You Hyun – Tokyopop – 2004 – 20+ volumes
I impulse-bought the first volume of this series after I found out the artist was the same person who wrote Laon. Unfortunately, I forgot that there were two people involved with the creation of Laon, and the artist was different. The art in Laon is quite good, whereas the art in Faeries’ Landing is… not quite as good. Mostly it’s just dated, with dated clothing, hairstyles, and character designs. That’s not its fault. But the layouts are a little too chaotic for my taste, too. That might just be a symptom of the age, though. I think the first volume of this series is fairly old, and the newer volumes still come out to this day. I’m willing to bet the art evolves quite a bit over the run of the series, so I don’t want to judge it too harshly on this first volume.
There are… other things, too. On one hand, I really like the main character. Ryang is a pretty great guy. He’s tough without being a punk, he can stand up for himself without being mean, and he’s even a little bit of a ladies’ man without being a creep or romancer. Basically, he’s a better-than-average guy that’s normal in every way. It’s rare to see a character like him without any exaggerated characteristics.

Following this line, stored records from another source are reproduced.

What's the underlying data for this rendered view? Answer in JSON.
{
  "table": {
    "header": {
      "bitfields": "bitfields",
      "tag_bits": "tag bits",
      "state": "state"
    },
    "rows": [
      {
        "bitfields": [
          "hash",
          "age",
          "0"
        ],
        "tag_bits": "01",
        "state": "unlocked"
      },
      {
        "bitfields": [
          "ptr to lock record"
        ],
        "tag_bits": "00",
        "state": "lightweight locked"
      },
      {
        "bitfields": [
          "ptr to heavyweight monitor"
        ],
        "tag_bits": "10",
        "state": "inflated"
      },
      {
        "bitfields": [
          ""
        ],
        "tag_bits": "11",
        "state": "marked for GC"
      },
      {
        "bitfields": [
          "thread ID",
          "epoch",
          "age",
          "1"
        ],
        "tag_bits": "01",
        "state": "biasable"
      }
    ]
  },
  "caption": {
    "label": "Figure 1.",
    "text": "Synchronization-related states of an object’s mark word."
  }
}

The faeries are a different story, though. There’s Goodfellow, a mischievous deer-man that likes stealing panties and leads Ryang to the Faeries’ Landing as a reward for helping him get away from the police. There’s Fanta, who is a fairly bland spunky girl and the main female character. There’s her loud, obnoxious, annoying rival, that enters at the end of the book. There’s a couple female classmates that are just about the stereotypical bully and nerd (their bonding over a video game character and a grumpy boyfriend saves them from being complete stereotypes, though). So far, none of these characters are a good match for Ryang, or even that interesting. Ryang’s too much a regular guy to hold everything together himself, so I was disappointed that even Fanta wasn’t more fleshed out by the end of the first volume.
The plot… is also not great. After Ryang tears Fanta’s dress at Faeries’ Landing, she’s “stuck” in the human world (something she’d been hoping for) and goes everywhere with Ryang. Turns out that since she’s stuck her nose in his life, Ryang is now doomed to have 108 failed relationships that border on dangerous. But these don’t become dangerous until Fanta’s rival enters the picture and curses Ryang. Now every girl that sees Ryang falls desperately in love with him, so that he has to fight off girls fighting amongst themselves as well as said girls’ boyfriends.
It’s mostly comedy so far, but hasn’t really found a good voice. The humor, like the art, is dated, and most of the jokes are over-the-top reactions that fall completely flat. It does have a strange charm to it, though, and the jokes that aren’t falling flat are measuring instead on some sort of bizarre-o-meter.
I should also mention that the Tokyopop translation is also… a little dated. Ryang calls Fanta “shorty,” and keeps making references to furries and other buzzwords of the late 90s-early 00s. It’s got a really, really punchy adaptation. Normally I like it when so much work goes into the adaptation, but this is a little over-the-top for my taste. I’m guessing it’ll probably tone itself down as the series progresses, though. This literally came out right up until Tokyopop closed down this year, so there’s several years worth of evolution to go here.
But having said all that, I still want to read more. As I said, Ryang’s a really great character, and a non-lame male main character can go a long way in shounen comedy. The series biggest sin seems to be that it came out too long ago (interesting that even Korean series share some of the same elements that date other comics), and I suspect that it will get significantly better as the volumes keep going. It also seems to have a small but very devoted set of fans, and I like to think that there has to be something later that inspires that devotion. Plus, I have a soft spot for fantasy series set in modern times, which this is.
The first volume was a rough start, but I think I’m going to keep reading. I suspect patience will be rewarded in this case.